The first heritage easement signed in Ontario (June 22, 1976) protects the Newburgh Academy in Newburgh


Note 1: Until the 2005 overhaul of the Ontario Heritage Act, the Foundation/Trust needed the Minister’s approval for its restoration grants. I have it on good authority that in the case of the early and enormous Victoria Hall grant, and presumably at the Minister’s behest, the provincial contribution was actually approved in Cabinet. To this day the Trust requires  Minister’s approval for property acquisition and disposition, including easement interests, but this is a formality.
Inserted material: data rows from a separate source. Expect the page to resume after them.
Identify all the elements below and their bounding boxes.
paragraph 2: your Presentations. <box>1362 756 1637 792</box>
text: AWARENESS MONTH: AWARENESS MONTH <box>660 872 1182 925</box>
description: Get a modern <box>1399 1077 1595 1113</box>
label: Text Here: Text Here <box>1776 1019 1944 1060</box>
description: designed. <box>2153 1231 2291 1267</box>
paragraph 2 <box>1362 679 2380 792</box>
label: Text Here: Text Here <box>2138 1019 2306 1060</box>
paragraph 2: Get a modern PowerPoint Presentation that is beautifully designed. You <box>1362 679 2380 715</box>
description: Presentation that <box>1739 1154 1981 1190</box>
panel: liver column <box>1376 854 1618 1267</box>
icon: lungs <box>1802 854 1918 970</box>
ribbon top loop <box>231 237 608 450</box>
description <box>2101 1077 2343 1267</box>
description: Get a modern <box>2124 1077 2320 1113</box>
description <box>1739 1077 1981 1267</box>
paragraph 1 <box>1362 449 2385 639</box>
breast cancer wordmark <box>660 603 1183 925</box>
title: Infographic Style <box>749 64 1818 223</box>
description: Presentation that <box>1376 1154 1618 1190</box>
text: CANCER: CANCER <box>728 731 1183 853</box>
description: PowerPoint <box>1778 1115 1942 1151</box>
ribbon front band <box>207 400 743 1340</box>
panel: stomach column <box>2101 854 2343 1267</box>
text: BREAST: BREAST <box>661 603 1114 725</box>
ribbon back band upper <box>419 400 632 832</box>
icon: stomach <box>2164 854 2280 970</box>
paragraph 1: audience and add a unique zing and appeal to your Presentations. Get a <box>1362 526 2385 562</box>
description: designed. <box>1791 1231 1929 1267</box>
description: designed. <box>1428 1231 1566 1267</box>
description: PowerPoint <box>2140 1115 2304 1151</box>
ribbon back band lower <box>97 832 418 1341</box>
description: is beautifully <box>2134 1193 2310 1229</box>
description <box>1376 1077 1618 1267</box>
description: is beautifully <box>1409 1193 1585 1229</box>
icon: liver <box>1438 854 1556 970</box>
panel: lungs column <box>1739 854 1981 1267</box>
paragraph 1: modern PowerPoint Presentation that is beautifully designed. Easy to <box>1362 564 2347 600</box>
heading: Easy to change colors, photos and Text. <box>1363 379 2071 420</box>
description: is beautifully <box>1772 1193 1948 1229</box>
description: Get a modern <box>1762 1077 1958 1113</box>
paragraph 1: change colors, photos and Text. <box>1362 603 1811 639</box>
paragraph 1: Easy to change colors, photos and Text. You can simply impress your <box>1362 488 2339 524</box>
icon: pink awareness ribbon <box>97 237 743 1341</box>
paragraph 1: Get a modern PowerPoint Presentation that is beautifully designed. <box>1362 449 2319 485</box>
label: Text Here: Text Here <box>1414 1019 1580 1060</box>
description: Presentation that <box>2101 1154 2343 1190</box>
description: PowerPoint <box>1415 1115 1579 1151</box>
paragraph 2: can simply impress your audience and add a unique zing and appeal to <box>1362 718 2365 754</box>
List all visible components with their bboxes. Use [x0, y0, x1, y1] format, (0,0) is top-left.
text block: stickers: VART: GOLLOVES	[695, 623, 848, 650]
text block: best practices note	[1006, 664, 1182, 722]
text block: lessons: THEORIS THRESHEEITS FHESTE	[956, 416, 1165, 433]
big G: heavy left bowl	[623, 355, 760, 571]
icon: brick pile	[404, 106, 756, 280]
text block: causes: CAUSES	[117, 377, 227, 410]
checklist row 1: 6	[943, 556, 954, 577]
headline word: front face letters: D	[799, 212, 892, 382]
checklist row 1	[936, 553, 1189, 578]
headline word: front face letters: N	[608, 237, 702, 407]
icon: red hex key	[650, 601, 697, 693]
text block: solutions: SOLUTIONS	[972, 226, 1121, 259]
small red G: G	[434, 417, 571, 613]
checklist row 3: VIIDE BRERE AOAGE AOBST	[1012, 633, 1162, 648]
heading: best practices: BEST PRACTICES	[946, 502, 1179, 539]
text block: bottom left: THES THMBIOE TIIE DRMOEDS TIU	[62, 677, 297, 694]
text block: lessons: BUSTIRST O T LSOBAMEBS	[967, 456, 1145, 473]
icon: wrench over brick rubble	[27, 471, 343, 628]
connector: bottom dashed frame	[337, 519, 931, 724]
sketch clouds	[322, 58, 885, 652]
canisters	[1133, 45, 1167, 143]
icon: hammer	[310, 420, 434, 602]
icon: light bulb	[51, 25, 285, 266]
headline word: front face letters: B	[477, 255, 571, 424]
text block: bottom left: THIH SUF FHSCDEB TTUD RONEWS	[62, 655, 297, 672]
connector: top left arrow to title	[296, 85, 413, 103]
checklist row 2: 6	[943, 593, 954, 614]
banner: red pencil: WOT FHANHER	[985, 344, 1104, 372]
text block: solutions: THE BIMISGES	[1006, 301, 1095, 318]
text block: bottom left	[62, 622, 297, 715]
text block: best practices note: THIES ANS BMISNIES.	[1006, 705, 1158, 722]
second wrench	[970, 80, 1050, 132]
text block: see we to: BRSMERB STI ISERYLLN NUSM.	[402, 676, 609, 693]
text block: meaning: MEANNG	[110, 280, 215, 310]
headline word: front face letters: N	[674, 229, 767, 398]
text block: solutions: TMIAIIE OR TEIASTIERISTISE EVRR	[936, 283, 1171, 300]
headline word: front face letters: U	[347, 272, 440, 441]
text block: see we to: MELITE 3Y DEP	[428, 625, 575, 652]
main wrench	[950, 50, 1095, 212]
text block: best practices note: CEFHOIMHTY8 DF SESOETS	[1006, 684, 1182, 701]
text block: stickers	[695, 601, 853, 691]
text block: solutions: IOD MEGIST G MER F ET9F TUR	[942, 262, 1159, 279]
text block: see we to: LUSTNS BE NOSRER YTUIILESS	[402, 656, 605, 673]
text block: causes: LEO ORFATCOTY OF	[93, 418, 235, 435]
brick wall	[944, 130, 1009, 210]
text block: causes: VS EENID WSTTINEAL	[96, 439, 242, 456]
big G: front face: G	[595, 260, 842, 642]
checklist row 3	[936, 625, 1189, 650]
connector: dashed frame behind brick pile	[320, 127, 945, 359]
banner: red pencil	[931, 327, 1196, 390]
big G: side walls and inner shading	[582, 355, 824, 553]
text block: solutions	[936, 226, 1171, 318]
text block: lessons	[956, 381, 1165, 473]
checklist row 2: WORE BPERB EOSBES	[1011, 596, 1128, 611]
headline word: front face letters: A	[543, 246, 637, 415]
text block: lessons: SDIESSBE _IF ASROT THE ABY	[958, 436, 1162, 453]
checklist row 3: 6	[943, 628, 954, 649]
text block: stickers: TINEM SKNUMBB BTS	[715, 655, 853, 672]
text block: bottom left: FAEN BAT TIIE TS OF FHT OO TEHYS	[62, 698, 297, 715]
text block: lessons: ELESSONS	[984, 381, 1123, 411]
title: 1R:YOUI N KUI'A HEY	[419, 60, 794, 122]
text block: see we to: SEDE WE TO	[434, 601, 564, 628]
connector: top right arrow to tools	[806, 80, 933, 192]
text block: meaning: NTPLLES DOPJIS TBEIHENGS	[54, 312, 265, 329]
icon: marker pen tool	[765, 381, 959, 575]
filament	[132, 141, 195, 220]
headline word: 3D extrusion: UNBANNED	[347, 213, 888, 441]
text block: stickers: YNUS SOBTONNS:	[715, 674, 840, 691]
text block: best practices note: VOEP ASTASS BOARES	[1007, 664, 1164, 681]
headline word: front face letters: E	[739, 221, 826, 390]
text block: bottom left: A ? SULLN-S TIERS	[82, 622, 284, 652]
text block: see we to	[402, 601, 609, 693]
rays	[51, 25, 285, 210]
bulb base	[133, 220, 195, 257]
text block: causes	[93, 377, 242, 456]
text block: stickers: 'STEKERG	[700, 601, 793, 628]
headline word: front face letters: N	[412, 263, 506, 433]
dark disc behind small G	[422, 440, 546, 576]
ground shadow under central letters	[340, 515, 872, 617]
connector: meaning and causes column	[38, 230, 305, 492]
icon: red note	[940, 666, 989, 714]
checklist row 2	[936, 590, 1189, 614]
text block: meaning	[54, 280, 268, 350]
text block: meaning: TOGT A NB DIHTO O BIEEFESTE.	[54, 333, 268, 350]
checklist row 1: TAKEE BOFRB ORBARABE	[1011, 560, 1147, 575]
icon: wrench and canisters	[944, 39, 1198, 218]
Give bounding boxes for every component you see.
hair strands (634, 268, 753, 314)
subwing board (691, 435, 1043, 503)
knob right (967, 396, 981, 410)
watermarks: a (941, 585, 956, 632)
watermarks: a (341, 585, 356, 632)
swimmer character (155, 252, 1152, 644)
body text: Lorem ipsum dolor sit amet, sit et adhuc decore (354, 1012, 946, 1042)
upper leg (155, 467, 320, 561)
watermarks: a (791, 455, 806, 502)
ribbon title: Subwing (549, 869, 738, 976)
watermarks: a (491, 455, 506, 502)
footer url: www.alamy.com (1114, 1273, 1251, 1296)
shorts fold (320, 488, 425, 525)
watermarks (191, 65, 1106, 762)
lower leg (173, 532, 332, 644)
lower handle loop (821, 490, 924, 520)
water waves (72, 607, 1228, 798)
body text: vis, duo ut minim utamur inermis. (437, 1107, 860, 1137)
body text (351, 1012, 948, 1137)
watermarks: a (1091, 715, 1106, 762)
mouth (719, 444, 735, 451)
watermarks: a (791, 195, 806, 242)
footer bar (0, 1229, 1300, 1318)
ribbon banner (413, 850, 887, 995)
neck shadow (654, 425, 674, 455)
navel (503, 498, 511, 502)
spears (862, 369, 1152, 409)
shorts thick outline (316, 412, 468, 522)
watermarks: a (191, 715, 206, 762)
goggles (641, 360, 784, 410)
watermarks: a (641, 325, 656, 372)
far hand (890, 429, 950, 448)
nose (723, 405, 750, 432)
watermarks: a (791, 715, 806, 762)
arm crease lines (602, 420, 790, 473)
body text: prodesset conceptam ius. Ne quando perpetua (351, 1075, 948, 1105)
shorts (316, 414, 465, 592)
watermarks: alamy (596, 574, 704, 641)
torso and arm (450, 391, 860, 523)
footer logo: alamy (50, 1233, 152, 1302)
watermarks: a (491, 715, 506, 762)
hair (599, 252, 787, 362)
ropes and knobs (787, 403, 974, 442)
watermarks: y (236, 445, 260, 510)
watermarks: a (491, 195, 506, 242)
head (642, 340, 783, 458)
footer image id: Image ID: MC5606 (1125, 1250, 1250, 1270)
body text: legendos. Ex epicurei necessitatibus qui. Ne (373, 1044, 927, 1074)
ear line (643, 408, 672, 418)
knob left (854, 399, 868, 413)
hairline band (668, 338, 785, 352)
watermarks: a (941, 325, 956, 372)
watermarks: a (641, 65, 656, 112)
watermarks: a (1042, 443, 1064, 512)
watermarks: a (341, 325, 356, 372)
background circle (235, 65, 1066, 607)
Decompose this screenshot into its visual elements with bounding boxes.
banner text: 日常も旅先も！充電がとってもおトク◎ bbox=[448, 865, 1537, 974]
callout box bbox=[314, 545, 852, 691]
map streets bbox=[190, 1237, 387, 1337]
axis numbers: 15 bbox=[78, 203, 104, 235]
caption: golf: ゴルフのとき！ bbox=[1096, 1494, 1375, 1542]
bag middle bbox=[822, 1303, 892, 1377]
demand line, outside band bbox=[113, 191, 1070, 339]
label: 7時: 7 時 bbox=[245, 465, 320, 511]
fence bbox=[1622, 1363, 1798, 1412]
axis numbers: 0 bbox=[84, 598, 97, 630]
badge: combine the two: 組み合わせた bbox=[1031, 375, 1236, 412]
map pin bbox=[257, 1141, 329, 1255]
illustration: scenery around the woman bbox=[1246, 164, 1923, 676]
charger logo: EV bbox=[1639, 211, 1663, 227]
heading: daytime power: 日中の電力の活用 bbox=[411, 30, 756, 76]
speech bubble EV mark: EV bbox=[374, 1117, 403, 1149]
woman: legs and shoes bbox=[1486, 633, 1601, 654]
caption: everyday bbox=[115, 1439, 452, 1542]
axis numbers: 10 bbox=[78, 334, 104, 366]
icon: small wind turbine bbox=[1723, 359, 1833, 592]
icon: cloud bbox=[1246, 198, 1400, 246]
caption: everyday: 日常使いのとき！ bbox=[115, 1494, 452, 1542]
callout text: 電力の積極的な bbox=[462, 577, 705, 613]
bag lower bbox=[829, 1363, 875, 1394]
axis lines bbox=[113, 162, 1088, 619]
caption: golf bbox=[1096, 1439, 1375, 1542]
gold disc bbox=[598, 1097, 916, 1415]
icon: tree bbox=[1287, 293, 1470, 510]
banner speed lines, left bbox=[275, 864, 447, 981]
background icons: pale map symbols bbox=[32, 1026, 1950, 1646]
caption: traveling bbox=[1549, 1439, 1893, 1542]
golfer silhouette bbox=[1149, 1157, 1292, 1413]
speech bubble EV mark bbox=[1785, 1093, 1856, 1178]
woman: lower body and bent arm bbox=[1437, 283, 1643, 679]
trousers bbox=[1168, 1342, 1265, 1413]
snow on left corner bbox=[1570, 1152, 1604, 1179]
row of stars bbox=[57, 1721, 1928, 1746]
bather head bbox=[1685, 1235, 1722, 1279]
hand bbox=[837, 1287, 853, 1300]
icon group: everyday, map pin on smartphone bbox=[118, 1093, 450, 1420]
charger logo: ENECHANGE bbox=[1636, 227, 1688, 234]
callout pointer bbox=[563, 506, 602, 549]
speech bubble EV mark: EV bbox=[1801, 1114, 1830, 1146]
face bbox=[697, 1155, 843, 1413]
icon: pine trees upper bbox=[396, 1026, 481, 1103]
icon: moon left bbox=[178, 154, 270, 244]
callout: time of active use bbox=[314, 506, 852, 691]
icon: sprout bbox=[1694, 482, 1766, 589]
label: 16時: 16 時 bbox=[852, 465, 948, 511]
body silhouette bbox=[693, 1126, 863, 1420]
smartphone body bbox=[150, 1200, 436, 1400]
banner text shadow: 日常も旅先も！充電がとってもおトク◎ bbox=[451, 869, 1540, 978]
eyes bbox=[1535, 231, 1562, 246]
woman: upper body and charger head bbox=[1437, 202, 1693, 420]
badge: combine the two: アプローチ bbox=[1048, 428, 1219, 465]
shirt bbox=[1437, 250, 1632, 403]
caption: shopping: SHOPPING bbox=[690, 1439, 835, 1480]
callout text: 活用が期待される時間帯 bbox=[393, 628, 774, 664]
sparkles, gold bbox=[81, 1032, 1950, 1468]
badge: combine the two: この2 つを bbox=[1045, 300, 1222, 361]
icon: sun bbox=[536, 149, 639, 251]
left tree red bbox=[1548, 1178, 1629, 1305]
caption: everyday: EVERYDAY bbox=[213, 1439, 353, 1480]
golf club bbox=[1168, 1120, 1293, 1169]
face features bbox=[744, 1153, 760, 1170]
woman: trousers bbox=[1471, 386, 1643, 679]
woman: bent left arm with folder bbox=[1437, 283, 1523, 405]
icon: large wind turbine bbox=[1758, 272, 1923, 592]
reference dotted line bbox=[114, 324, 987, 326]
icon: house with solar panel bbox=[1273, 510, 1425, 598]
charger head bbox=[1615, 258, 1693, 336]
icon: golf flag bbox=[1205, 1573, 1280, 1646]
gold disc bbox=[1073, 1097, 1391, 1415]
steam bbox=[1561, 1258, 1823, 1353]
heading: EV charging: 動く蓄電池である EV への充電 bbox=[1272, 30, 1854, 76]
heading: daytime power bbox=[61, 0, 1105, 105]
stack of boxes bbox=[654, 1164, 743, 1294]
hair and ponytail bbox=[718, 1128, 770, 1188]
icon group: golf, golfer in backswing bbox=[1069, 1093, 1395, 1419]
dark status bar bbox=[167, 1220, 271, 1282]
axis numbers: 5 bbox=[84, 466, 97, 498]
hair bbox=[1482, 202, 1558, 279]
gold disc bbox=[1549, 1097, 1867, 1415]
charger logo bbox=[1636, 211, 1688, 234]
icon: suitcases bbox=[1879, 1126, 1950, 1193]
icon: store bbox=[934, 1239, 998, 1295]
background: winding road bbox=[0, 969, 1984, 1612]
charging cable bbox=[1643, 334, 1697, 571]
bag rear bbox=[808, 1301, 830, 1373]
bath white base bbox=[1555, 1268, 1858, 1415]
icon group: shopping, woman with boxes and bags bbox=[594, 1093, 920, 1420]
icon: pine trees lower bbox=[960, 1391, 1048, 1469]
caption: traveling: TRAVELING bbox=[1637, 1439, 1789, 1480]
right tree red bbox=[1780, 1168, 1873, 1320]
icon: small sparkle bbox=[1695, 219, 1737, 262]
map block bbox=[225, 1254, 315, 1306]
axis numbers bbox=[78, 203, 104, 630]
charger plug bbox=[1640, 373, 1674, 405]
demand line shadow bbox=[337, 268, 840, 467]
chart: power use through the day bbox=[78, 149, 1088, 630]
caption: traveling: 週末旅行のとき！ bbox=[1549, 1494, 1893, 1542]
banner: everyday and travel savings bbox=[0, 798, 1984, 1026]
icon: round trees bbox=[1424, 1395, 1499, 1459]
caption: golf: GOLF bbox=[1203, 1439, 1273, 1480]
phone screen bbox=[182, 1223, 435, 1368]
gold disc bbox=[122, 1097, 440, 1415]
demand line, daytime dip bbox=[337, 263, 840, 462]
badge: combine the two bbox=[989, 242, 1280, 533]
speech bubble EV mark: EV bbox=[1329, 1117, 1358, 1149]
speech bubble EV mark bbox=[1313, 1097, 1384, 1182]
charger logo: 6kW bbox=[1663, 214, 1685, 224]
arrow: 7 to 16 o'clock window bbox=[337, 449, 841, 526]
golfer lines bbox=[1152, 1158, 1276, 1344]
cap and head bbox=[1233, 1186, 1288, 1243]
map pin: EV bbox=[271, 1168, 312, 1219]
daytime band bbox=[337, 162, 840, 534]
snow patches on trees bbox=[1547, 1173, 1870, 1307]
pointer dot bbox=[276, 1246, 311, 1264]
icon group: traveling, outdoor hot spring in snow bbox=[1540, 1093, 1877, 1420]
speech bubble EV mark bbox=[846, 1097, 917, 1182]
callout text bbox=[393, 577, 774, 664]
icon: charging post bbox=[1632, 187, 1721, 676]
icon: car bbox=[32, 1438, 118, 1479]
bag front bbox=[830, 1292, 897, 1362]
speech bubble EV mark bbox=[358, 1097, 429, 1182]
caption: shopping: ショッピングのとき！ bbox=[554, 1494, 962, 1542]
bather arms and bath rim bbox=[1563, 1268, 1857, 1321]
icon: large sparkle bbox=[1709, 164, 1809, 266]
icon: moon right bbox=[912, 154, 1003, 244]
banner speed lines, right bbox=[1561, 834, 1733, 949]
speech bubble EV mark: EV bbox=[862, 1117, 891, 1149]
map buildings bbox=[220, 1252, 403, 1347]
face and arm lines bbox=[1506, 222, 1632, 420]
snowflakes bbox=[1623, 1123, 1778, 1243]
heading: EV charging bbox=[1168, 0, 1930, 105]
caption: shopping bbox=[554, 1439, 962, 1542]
Note 2: According to my source, the architects of both the heritage easement provisions in the OHA and the template easement agreement were Bert Lawrence and Brock Grant. Bert Lawrence, a former provincial cabinet minister under Premier William Davis, became the first chair of the beefed-up Ontario Heritage Foundation in 1975. Brock Grant was the esteemed ministry lawyer who advised the Foundation’s board and staff for many years.

Note 3: The OHT currently holds 186 built heritage easements.

Note 4: The statutory protective agreement, referred to as simply an “easement or covenant” in the OHA, came to be called a heritage easement or conservation easement probably because of the traditional easement-like provisions they included (even if these were more minor in nature) and because covenants typically were part of another agreement (a deed) rather than stand-alone. Also because that’s what the American precedents were called.